Por trás das mortes, há raízes profundas esparramadas por toda Europa: o capitalismo desenfreado e a subseqüente recessão criaram duas Grã-Bretanhas e duas Franças. E a fissura entre privilegiados e classes médias tende a se alastrar. No Reino Unido, por exemplo, o governo cortou os impostos do 1% dos mais endinheirados e aumentou o valor agregado em período de recessão. Mas, enquanto o nível de desemprego cresce no setor público, o programa de austeridade implementado pelo governo reduz a qualidade dos serviços. Ou seja, o poder aquisitivo das classes médias está em queda livre. Ao mesmo tempo, a fatia de pobres, em sua maior parte formada por minorias marginalizadas, está em ascensão.

Na Grã-Bretanha, os conflitos tiveram início numa manifestação pacífica no sábado em Tottenham, bairro a concentrar diversas etnias ao nordeste de Londres. Dois dias antes, a Scotland Yard matou Mark Duggan, um negro de 29 anos, pai de quatro filhos, no mesmo bairro. As circunstâncias a levar os oficiais a matá-lo são nebulosas. Nada de novo. No caso do brasileiro Jean Charles de Menezes, morto com vários tiros na testa num metrô londrino, a mítica Scotland Yard ofereceu uma versão, e depois outras.

Em Paris, não se sabe até que ponto a polícia esteve envolvida na morte de dois adolescentes muçulmanos. Para evitar uma enésima batida policial no subúrbio parisiense de Clichy-sous-Bois, em outubro de 2005, Bouna Traore, 15 anos, e Zyed Benna, 17 anos, morreram eletrocutados numa estação de transmissão elétrica. Habituados a ter de mostrar documentos a policiais, talvez tenham tentado evitar um interrogatório, que pode terminar na delegacia – e durar mais de quatro horas.

À época, o vice-prefeito socialista de Chichy-sous-Bois, Stéphane Testé, me disse: ‘’Não esperávamos ser o epicentro dessa crise nacional, mas os ingredientes para uma reação violenta coexistem aqui faz décadas’’. Muito diferente foi o discurso do então ministro do Interior Nicolas Sarkozy.
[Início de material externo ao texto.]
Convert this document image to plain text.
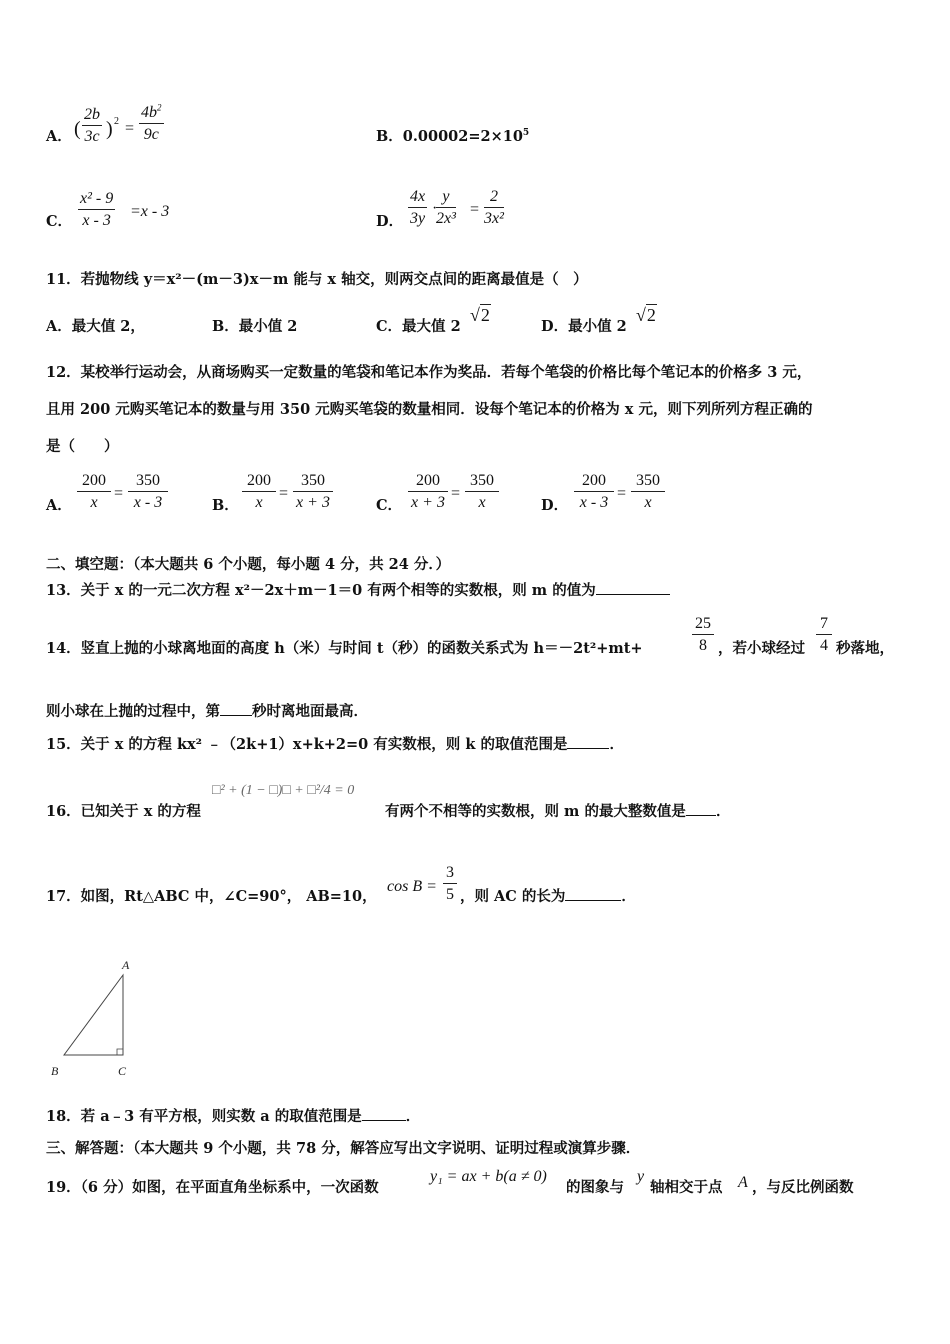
A． ( $\frac{2b}{3c}$ ) $2 = \frac{4b^2}{9c}$	B．$0.00002=2\times 10^5$
C． $\frac{\text{x² - 9}}{x - 3} =x - 3$
D． $\frac{4x}{3y}$ ·
$\frac{y}{\text{2x³}} = \frac{2}{\text{3x²}}$
11．若抛物线 y＝x²－(m－3)x－m 能与 x 轴交，则两交点间的距离最值是（　）
A．最大值 2，	B．最小值 2	C．最大值 2
√2
D．最小值 2
√2
12．某校举行运动会，从商场购买一定数量的笔袋和笔记本作为奖品．若每个笔袋的价格比每个笔记本的价格多 3 元，
且用 200 元购买笔记本的数量与用 350 元购买笔袋的数量相同．设每个笔记本的价格为 x 元，则下列所列方程正确的
是（　　）
A． $\frac{200}{x} = \frac{350}{x - 3}$	B． $\frac{200}{x} = \frac{350}{x + 3}$	C． $\frac{200}{x + 3} = \frac{350}{x}$	D． $\frac{200}{x - 3} = \frac{350}{x}$
二、填空题：（本大题共 6 个小题，每小题 4 分，共 24 分．）
13．关于 x 的一元二次方程 x²－2x＋m－1＝0 有两个相等的实数根，则 m 的值为
14．竖直上抛的小球离地面的高度 h（米）与时间 t（秒）的函数关系式为 h＝－2t²+mt+	$\frac{25}{8}$ ，若小球经过 $\frac{7}{4}$ 秒落地，
则小球在上抛的过程中，第 秒时离地面最高．
15．关于 x 的方程 kx² ﹣（2k+1）x+k+2=0 有实数根，则 k 的取值范围是	．
16．已知关于 x 的方程
□² + (1 − □)□ + □²/4 = 0
有两个不相等的实数根，则 m 的最大整数值是 ．
17．如图，Rt△ABC 中，∠C=90°， AB=10，
$\cos B = \frac{3}{5}$ ，则 AC 的长为	．
A
B	C
18．若 a﹣3 有平方根，则实数 a 的取值范围是	．
三、解答题：（本大题共 9 个小题，共 78 分，解答应写出文字说明、证明过程或演算步骤．
19．（6 分）如图，在平面直角坐标系中，一次函数
y₁ = ax + b(a ≠ 0)
的图象与
y
轴相交于点 A ，与反比例函数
Em busca de votos da extrema-direita para a presidencial de 2007, chamou os manifestantes a confrontar a polícia de ‘’escória’’.

Em Londres, o premier David Cameron fez um discurso parecido ao de Sarkozy, qualificando os manifestantes de ‘’doentes’’. Emendou Cameron: ‘’Se vocês têm idade suficiente para cometer esses crimes, têm idade suficiente para enfrentar as punições’’. Cameron, é compreensível, não está nada contente com as cenas de pessoas a saquear e vandalizar lojas, supermercados e residências em Londres e em várias cidades britânicas. Por isso, encurtou as férias na Toscana e convocou uma reunião parlamentar extraordinária para debater a onda de protestos na quinta-feira 11.


Num mundo ideal, Cameron deveria escutar Lee Jasper, ativista pelos direitos das minorias, para temperar seu discurso. Jasper disse para o diário italiano La Repubblica que as comunidades menos privilegiadas foram abandonadas ao seu destino. ‘’Condeno a violência, mas em parte. Condeno muito mais a violência econômica: o desemprego, a falta de oportunidade para os jovens no futuro. Essa violência não é reconhecida.’’ Lee Jasper está coberto de razão.